L’aéronautique est historiquement reconnue comme un secteur clé de l’innovation. Par exemple, il s'agit du premier secteur ayant adopté la fibre de carbone ou intégré la CAO / FAO à son processus de conception. Avec l’automobile et le médical, l’industrie aéronautique (et spatiale) est le premier secteur à avoir adopté et développé les technologies de fabrication additive. Aujourd’hui, il représente à lui seul 12 % du marché total de la fabrication additive.

Briefing sur la fabrication additive dans le secteur aéronautique

La fabrication additive est considérée comme une technologie de rupture qui transforme les chaînes de production. Elle offre un nouveau terrain pour l’innovation, des avantages logistiques et une capacité de fabrication à la demande. Ces avantages sont nombreux pour le secteur aéronautique. 

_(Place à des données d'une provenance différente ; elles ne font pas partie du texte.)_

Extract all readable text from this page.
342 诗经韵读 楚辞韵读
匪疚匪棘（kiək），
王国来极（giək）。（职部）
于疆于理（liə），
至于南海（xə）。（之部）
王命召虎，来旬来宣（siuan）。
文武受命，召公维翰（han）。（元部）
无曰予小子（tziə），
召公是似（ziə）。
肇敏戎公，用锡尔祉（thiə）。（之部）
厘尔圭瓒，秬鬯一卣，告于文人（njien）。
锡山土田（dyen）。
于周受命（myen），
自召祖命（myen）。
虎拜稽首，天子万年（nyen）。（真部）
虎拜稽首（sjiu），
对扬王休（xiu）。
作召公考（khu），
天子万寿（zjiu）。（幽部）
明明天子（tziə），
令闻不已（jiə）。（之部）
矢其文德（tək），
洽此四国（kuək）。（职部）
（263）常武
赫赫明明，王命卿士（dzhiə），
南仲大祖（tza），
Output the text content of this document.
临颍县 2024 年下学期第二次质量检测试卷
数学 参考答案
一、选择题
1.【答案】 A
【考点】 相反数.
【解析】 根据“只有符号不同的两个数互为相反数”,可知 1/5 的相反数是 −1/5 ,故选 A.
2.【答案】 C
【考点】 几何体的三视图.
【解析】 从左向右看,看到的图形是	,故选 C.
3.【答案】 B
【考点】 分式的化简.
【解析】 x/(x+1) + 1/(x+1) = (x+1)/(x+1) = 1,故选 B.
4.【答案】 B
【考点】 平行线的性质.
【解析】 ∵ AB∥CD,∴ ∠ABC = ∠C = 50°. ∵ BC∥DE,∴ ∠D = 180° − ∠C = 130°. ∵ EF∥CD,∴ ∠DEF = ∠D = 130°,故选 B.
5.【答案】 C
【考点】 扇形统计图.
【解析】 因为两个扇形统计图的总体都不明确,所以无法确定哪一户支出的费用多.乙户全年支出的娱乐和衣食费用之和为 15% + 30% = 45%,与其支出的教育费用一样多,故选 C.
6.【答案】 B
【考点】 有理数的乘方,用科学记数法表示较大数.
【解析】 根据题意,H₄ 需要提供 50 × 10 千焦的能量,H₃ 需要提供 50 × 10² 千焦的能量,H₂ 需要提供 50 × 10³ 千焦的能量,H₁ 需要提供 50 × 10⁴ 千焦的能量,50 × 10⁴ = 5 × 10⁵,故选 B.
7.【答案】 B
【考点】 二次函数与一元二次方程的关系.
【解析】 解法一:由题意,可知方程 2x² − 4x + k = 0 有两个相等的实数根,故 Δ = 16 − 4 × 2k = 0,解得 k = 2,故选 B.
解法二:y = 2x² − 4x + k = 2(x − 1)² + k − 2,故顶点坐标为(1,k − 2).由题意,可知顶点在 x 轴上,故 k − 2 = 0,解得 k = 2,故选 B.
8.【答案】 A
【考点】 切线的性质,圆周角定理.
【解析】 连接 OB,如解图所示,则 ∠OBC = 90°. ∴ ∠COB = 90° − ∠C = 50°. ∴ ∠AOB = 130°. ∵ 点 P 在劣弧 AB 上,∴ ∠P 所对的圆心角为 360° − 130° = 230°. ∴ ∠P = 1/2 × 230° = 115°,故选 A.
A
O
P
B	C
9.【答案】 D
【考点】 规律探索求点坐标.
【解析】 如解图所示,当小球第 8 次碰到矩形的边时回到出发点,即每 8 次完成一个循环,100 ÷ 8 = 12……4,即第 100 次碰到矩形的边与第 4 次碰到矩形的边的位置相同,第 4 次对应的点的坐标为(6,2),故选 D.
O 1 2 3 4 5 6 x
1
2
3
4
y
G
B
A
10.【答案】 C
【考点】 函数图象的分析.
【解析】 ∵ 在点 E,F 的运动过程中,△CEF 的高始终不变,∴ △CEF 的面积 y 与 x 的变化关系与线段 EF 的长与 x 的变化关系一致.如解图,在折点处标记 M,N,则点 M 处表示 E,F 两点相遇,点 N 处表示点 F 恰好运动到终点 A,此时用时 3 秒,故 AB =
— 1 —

  • Gain de temps pour le développement de produits et la mise sur le marché.
  • Liberté de concevoir des géométries complexes.
  • Optimisation du design et de la conception.
  • Consolidation de la conception et amélioration de la fiabilité.
  • Gain en poids et en rendement énergétique.
  • Fabrication de pièces de rechange à la demande et sur site.
  • Réduction des coûts (de certains composants).
  • Assurance qualité en cours de processus.
  • Délai global de réduction.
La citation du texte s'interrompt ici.